I'd like to know if my answer of the following exercise is correct. I really appreciate any suggestion you can provide to improve my argument or corrections in case I made a mistake :)
Let $a_n=1/n,\,b_m=1-1/m$ for $m,n\in \bf{N}$. Let $A_n^m$ the line segment joining $(b_m,a_n)$ with $(b_{m+1},0)$. Consider the subspace $X\subset E^2$ of the euclidean plane given by_
$$X:=\bigcup_{m\in \bf N}\bigg(\bigcup_{n\ge m} A_n^m\bigg)\cup \big([0,1]\times \{0\} \big)\cup \{(x,\sin x^{-1}):x\in [-\pi,0)\}$$
a) $X$ is connected? What are the components ?
b) For which $x\in X$, $X$ is locally connected in $x$?
c) $X$ is arcwise-connected? What are the path-components?
d) Describe the set of points $x\in X$ where $X$ is not locally connected.
a) For $m=1$, we have $A_1^1= [(0,1),(1/2,0)]$, where $[\cdot,\cdot]$ denotes line segment joining the two points, $A_2^1= [(0,1/2),(1/2,0)]$,..., $A_n^1=[(0,1/n),(1/2,0)]$. Thus
$$\bigcup_{n\ge 1} A_n^1:=\{[(0,1/n),(1/2,0)]:n\ge 1\}$$
For $m=2$, we have $A_2^2=[(1/2,1/2),(2/3,0)],\ldots, A_n^2=[(1/2,1/n),(2/3,0)]$ for $n\ge 2$. Thus
$$\bigcup_{n\ge 2} A_n^2:=\{[(1/2,1/n),(2/3,0)]:n\ge 2\}$$
Then if we call $A$ the union of all such line segment we have that form a type of infinite broom. Let $T= \{(x,\sin x^{-1}):x\in [-\pi,0)\}$. Since $T\subset T\cup \{(0,1/n)\}\subset \overline T$ (where the closure is in $E^2$), so each $T\cup \{(0,1/n)\}$ is connected. Since $T\cup \{(0,1/n)\}\cup A_n^1= T\cup A_n^1$ it follows that is connected (union of two connected spaces with common element). Then $T\cup \bigcup_{n\ge 1} A_n^1$ is connected since
$$T\cup \bigcup_{n\ge 1} A_n^1 = \bigcup_{n\ge 1} ( T\cup A_n^1)$$
is union of connected sets, namely $T\cup A_n^1$, sharing a common point $\{(1/2,0)\}$. Clearly $A\cup ([0,1]\times \{0\})$ is connected, in fact is pathwise connected. Then
$$\bigg (T\cup \bigcup_{n\ge 1} A_n^1\bigg )\cup A\cup ([0,1]\times \{0\}) =X$$
is connected. Hence $X$ is connected and only have one component, $X$ itself.

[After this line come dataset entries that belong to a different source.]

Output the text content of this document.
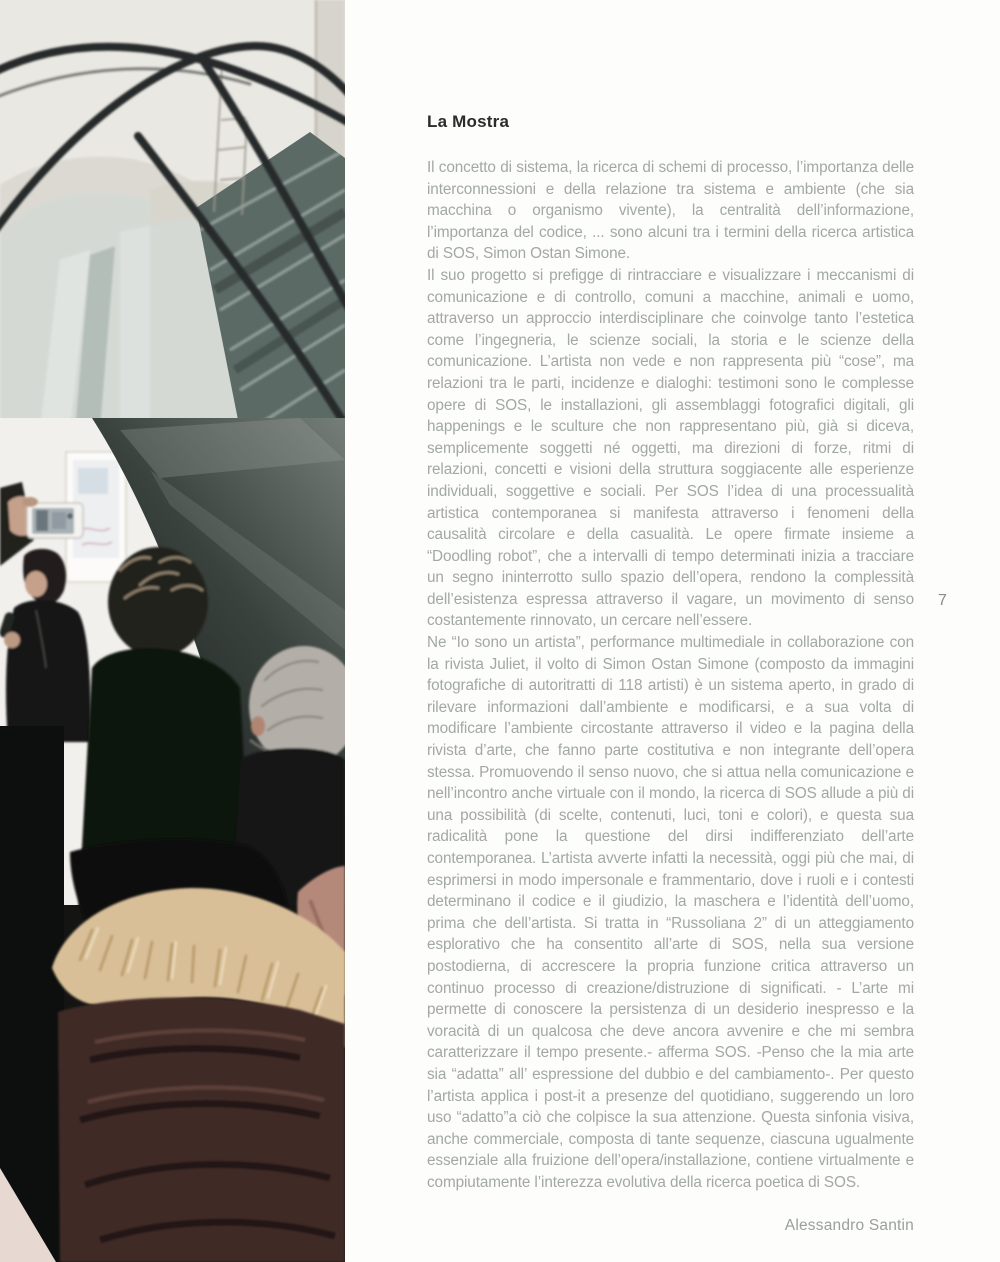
La Mostra

Il concetto di sistema, la ricerca di schemi di processo, l’importanza delle interconnessioni e della relazione tra sistema e ambiente (che sia macchina o organismo vivente), la centralità dell’informazione, l’importanza del codice, ... sono alcuni tra i termini della ricerca artistica di SOS, Simon Ostan Simone.

Il suo progetto si prefigge di rintracciare e visualizzare i meccanismi di comunicazione e di controllo, comuni a macchine, animali e uomo, attraverso un approccio interdisciplinare che coinvolge tanto l’estetica come l’ingegneria, le scienze sociali, la storia e le scienze della comunicazione. L’artista non vede e non rappresenta più “cose”, ma relazioni tra le parti, incidenze e dialoghi: testimoni sono le complesse opere di SOS, le installazioni, gli assemblaggi fotografici digitali, gli happenings e le sculture che non rappresentano più, già si diceva, semplicemente soggetti né oggetti, ma direzioni di forze, ritmi di relazioni, concetti e visioni della struttura soggiacente alle esperienze individuali, soggettive e sociali. Per SOS l’idea di una processualità artistica contemporanea si manifesta attraverso i fenomeni della causalità circolare e della casualità. Le opere firmate insieme a “Doodling robot”, che a intervalli di tempo determinati inizia a tracciare un segno ininterrotto sullo spazio dell’opera, rendono la complessità dell’esistenza espressa attraverso il vagare, un movimento di senso costantemente rinnovato, un cercare nell’essere.

Ne “Io sono un artista”, performance multimediale in collaborazione con la rivista Juliet, il volto di Simon Ostan Simone (composto da immagini fotografiche di autoritratti di 118 artisti) è un sistema aperto, in grado di rilevare informazioni dall’ambiente e modificarsi, e a sua volta di modificare l’ambiente circostante attraverso il video e la pagina della rivista d’arte, che fanno parte costitutiva e non integrante dell’opera stessa. Promuovendo il senso nuovo, che si attua nella comunicazione e nell’incontro anche virtuale con il mondo, la ricerca di SOS allude a più di una possibilità (di scelte, contenuti, luci, toni e colori), e questa sua radicalità pone la questione del dirsi indifferenziato dell’arte contemporanea. L’artista avverte infatti la necessità, oggi più che mai, di esprimersi in modo impersonale e frammentario, dove i ruoli e i contesti determinano il codice e il giudizio, la maschera e l’identità dell’uomo, prima che dell’artista. Si tratta in “Russoliana 2” di un atteggiamento esplorativo che ha consentito all’arte di SOS, nella sua versione postodierna, di accrescere la propria funzione critica attraverso un continuo processo di creazione/distruzione di significati. - L’arte mi permette di conoscere la persistenza di un desiderio inespresso e la voracità di un qualcosa che deve ancora avvenire e che mi sembra caratterizzare il tempo presente.- afferma SOS. -Penso che la mia arte sia “adatta” all’ espressione del dubbio e del cambiamento-. Per questo l’artista applica i post-it a presenze del quotidiano, suggerendo un loro uso “adatto”a ciò che colpisce la sua attenzione. Questa sinfonia visiva, anche commerciale, composta di tante sequenze, ciascuna ugualmente essenziale alla fruizione dell’opera/installazione, contiene virtualmente e compiutamente l’interezza evolutiva della ricerca poetica di SOS.

Alessandro Santin
7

b) It is clear that for any $x\in T$, $X$ is locally connected. But it is not locally connected in the set $[0,1]\times \{0\}$ and $\{(0,1/n):n\in {\bf{N}}\}\cup \{(0,0)\}$ since every small open nhood has a separation; in one case for the infinite broom and on the other for the topologist's sine. For any other point we can find a nhood base of connected sets.
c) No, $X$ is not arcwise connected, because is not even pathwise connected. For any point in $\{(0,1/n):n\in {\bf{N}}\}\cup \{(0,0)\}$ there is not path joining it to a point in the negative x-coordinate, for example $\{(-\pi,-\sin\pi^{-1})\}$. Clearly $\overline A= A\cup ([0,1]\times \{0\})$ is path connected and similarly $T$ is path connected. Then $X$ only have two path components $\overline A$ and $T$.
d) $X$ is not locally connected, any point in $\{(0,1/n):n\in {\bf{N}}\}\cup \{(0,0)\}$ has no connected nhood. Similarly is not locally connected in $[0,1]\times \{0\}$ because for any small nhood of those points generates a separation.